The reverse repo rate, too, was lowered to 5.50% from 5.75%. The reverse repo rate is the rate at which the central bank borrows money from commercial banks. In February, the RBI had lowered the repo rate by 25 basis points to 6.25%, and in April, further to 6%.

All the six members of the Monetary Policy Committee voted unanimously for a rate cut and switching its policy stance to accommodative from neutral. RBI Governor Shaktikanta Das said the shift in the stance meant that an increase in interest rates is “off the table”, PTI reported. Das wanted banks to expedite the transmission of the current reduction in rates as well as similar ones that happened in February and April.

The rate cut is expected to lower home, auto and other loan EMIs. The reduction in interest rate will also help boost credit growth, helping to check the slowdown in the economy ahead of the new government’s first budget on July 5.

The decision was announced after a three-day meeting of the Monetary Policy Committee, headed by Das. The committee projected a 7% economic growth during the current financial year – lower than the projection of 7.2% growth made in April. “Global economic activity has been losing pace after a somewhat improved performance in Q1, reflecting further slowdown in trade and manufacturing activity,” the committee’s statement said. “Growth impulses have weakened significantly.”

The Monetary Policy Committee also raised the forecast for retail inflation marginally to 3%-3.1% for April-September 2019. The previous forecast had pegged a 2.9%-3.0% inflation during the period.

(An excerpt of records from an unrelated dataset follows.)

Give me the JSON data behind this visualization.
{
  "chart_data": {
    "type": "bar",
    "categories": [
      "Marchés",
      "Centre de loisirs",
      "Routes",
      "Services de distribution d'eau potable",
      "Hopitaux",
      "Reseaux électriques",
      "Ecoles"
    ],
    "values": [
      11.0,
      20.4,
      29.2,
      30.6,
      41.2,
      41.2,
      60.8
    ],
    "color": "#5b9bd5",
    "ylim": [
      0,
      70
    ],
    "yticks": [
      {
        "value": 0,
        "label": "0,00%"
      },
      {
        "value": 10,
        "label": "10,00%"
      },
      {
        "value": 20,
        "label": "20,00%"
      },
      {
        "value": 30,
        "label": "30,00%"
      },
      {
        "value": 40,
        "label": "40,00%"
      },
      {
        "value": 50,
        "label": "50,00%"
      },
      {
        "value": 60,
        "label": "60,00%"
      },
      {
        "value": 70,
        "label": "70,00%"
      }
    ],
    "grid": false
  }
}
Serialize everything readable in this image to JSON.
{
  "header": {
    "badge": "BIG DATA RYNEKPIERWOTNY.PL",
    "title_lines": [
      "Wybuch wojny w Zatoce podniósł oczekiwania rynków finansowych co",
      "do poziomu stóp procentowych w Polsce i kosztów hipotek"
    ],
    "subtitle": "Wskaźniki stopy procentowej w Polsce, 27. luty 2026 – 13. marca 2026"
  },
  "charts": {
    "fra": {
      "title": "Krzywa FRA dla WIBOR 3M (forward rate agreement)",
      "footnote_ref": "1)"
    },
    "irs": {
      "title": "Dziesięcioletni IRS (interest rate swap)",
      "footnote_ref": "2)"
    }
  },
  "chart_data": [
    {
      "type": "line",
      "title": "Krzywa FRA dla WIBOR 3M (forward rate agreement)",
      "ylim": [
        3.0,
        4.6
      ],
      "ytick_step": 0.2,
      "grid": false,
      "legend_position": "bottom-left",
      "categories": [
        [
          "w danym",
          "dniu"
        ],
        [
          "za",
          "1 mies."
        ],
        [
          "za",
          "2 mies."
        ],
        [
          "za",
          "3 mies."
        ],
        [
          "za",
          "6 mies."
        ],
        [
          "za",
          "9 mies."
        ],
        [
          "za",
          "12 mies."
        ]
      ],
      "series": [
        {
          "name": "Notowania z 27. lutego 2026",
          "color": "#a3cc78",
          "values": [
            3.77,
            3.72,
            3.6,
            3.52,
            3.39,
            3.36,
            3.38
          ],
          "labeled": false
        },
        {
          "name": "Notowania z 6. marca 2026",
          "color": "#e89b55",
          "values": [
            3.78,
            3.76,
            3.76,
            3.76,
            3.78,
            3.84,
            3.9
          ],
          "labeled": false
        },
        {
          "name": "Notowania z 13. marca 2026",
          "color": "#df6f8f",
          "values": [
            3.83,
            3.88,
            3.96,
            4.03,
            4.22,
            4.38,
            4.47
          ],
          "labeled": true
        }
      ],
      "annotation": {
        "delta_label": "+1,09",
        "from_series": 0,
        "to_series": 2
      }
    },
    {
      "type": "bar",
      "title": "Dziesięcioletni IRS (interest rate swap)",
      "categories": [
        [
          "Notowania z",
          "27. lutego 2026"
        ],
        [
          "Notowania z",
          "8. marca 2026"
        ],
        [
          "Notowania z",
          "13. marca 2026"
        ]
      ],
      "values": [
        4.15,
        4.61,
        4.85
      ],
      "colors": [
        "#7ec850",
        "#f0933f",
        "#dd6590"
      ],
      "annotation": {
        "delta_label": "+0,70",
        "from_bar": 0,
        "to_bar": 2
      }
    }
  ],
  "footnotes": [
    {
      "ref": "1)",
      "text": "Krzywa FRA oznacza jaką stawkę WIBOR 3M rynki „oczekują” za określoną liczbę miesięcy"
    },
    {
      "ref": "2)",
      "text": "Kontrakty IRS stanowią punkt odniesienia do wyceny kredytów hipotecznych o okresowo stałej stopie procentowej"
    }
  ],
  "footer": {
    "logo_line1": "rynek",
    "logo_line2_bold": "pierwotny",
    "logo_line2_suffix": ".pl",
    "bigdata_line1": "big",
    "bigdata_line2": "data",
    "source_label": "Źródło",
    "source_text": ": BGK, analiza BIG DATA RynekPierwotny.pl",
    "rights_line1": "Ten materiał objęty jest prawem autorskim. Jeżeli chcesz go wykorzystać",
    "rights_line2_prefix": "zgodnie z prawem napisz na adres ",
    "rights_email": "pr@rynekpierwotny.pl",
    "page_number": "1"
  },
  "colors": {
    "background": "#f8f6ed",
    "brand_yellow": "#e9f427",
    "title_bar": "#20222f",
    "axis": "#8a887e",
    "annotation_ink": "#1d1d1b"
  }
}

The rate reductions came days after government data showed that the growth rate in India’s Gross Domestic Product had declined to 5.8% in the last quarter of the financial year 2018-’19 – the slowest pace of growth in 17 quarters. The Ministry of Statistics and Programme Implementation also revised the GDP growth for 2018-’19 downwards to 6.8% from 7.0% estimated earlier. The economy had grown at a rate of 7.2% in 2017-’18.